История, которую видел Мартин на Первой картине, не исчезла, но стала древнее, гораздо древнее, а Роман думал, как же все это непостижимо и нет никакой возможности понять, что водит рукой художника, и как это проникает в души людей. Потом он посмотрел на Мартина и Дашку и сказал:

– Если честно, я знаю, кто автор. Но не уверен, что надо его называть.

– Автор связан с IQuest? – спросила Дашка, она очень удивилась.

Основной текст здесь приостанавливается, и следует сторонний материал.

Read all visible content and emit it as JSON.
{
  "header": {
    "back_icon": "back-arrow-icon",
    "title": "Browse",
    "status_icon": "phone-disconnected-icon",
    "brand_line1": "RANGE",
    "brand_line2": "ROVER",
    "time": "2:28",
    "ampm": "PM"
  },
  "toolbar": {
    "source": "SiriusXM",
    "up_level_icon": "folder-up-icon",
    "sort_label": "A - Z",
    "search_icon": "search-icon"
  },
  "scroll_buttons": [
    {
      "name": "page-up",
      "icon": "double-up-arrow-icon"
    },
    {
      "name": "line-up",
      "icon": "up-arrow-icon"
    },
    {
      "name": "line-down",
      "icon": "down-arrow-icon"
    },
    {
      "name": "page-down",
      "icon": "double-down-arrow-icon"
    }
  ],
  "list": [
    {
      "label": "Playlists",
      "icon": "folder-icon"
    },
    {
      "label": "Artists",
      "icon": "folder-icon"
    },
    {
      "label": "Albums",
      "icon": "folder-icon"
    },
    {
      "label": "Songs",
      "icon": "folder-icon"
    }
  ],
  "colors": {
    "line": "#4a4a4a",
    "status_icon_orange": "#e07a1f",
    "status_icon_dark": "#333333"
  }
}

– Изначально, нет. Я видел эту картину в процессе создания и теперь понимаю, как она могла сюда попасть, – сказал Роман.

Мартин и Дашка кивнули. Мартин сказал:

– Последнее время, мне кажется, что мы выпадаем из границ реальности. Мне это дается непросто. Но к Первой картине я не мог вас не привести. Это я к чему. Если вы уже насмотрелись на нее, давайте пойдем и пообедаем. И я хотел вас сводить в одно местечко.

Практичное предложение Мартина подошло всем. Они вернули освещение в исходное состояние, кинули последний взгляд на полотно, выгребли все монетки, какие нашли в карманах, закинули их в ящик для пожертвований, простились со Смотрителем и ушли из галереи.

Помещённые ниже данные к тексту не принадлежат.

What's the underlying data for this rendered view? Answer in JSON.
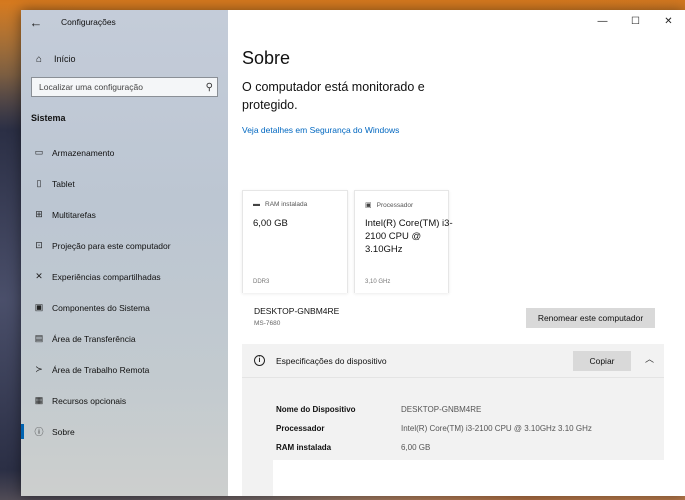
{
  "window": {
    "title": "Configurações",
    "back_glyph": "←",
    "controls": {
      "minimize": "—",
      "maximize": "☐",
      "close": "✕"
    }
  },
  "sidebar": {
    "home_label": "Início",
    "search_placeholder": "Localizar uma configuração",
    "section_title": "Sistema",
    "items": [
      {
        "label": "Armazenamento",
        "icon": "storage-icon",
        "glyph": "▭"
      },
      {
        "label": "Tablet",
        "icon": "tablet-icon",
        "glyph": "▯"
      },
      {
        "label": "Multitarefas",
        "icon": "multitasking-icon",
        "glyph": "⊞"
      },
      {
        "label": "Projeção para este computador",
        "icon": "projection-icon",
        "glyph": "⊡"
      },
      {
        "label": "Experiências compartilhadas",
        "icon": "shared-experiences-icon",
        "glyph": "✕"
      },
      {
        "label": "Componentes do Sistema",
        "icon": "system-components-icon",
        "glyph": "▣"
      },
      {
        "label": "Área de Transferência",
        "icon": "clipboard-icon",
        "glyph": "▤"
      },
      {
        "label": "Área de Trabalho Remota",
        "icon": "remote-desktop-icon",
        "glyph": "≻"
      },
      {
        "label": "Recursos opcionais",
        "icon": "optional-features-icon",
        "glyph": "▦"
      },
      {
        "label": "Sobre",
        "icon": "info-icon",
        "glyph": "ⓘ",
        "active": true
      }
    ]
  },
  "main": {
    "title": "Sobre",
    "status": "O computador está monitorado e protegido.",
    "security_link": "Veja detalhes em Segurança do Windows",
    "cards": [
      {
        "label": "RAM instalada",
        "value": "6,00 GB",
        "footer": "DDR3",
        "icon": "memory-icon",
        "glyph": "▬"
      },
      {
        "label": "Processador",
        "value": "Intel(R) Core(TM) i3-2100 CPU @ 3.10GHz",
        "footer": "3,10 GHz",
        "icon": "processor-icon",
        "glyph": "▣"
      }
    ],
    "device": {
      "name": "DESKTOP-GNBM4RE",
      "model": "MS-7680",
      "rename_button": "Renomear este computador"
    },
    "specs": {
      "title": "Especificações do dispositivo",
      "info_glyph": "i",
      "copy_button": "Copiar",
      "chevron_glyph": "︿",
      "rows": [
        {
          "key": "Nome do Dispositivo",
          "value": "DESKTOP-GNBM4RE"
        },
        {
          "key": "Processador",
          "value": "Intel(R) Core(TM) i3-2100 CPU @ 3.10GHz   3.10 GHz"
        },
        {
          "key": "RAM instalada",
          "value": "6,00 GB"
        }
      ]
    }
  }
}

Вечером Дашка и Роман улетели в Петербург.

092. Атака на Первую картину, все спешат

Под утро Смотритель вздрогнул во сне и, ускоряясь, стал проваливаться в крученую черную бездну. Разогнавшись до звездных скоростей, он бессильно откинул голову, но, к счастью, тут же спасительно проснулся с глубоким судорожным вздохом. Две или три минуты ему потребовались, чтобы отдышаться. Сомнений не было, случилось плохое, надо было торопиться. Смотритель поднялся с кровати, оделся, обулся и за полчаса добрался до двери в галерею на острове Сен Луи.

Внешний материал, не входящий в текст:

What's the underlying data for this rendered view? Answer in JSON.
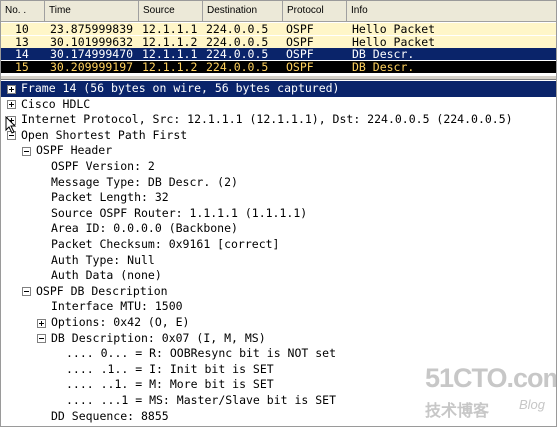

Смотритель точно помнил, что вчера, как и всегда, он аккуратно, следуя привычке, выключил в галерее светильники, перевел охранную сигнализацию в ночной режим, проверил видеокамеры, закрыл жалюзи, вышел из галереи и запер входную дверь. На улице он оглянулся, чтобы убедиться, что все выглядит так, как должно. Все выглядело как должно.

Маленькая девочка проснулась рано утром, расплакалась и стала искать что-то, что она потеряла. Маме она не смогла объяснить, что именно ищет. Плюшевый мишка, смешные гномики, старая кукла, новая кукла и чашка с теплым молоком ее не утешили. Мама не могла ее уложить или хотя бы успокоить. Маленькая девочка плакала горько и безнадежно.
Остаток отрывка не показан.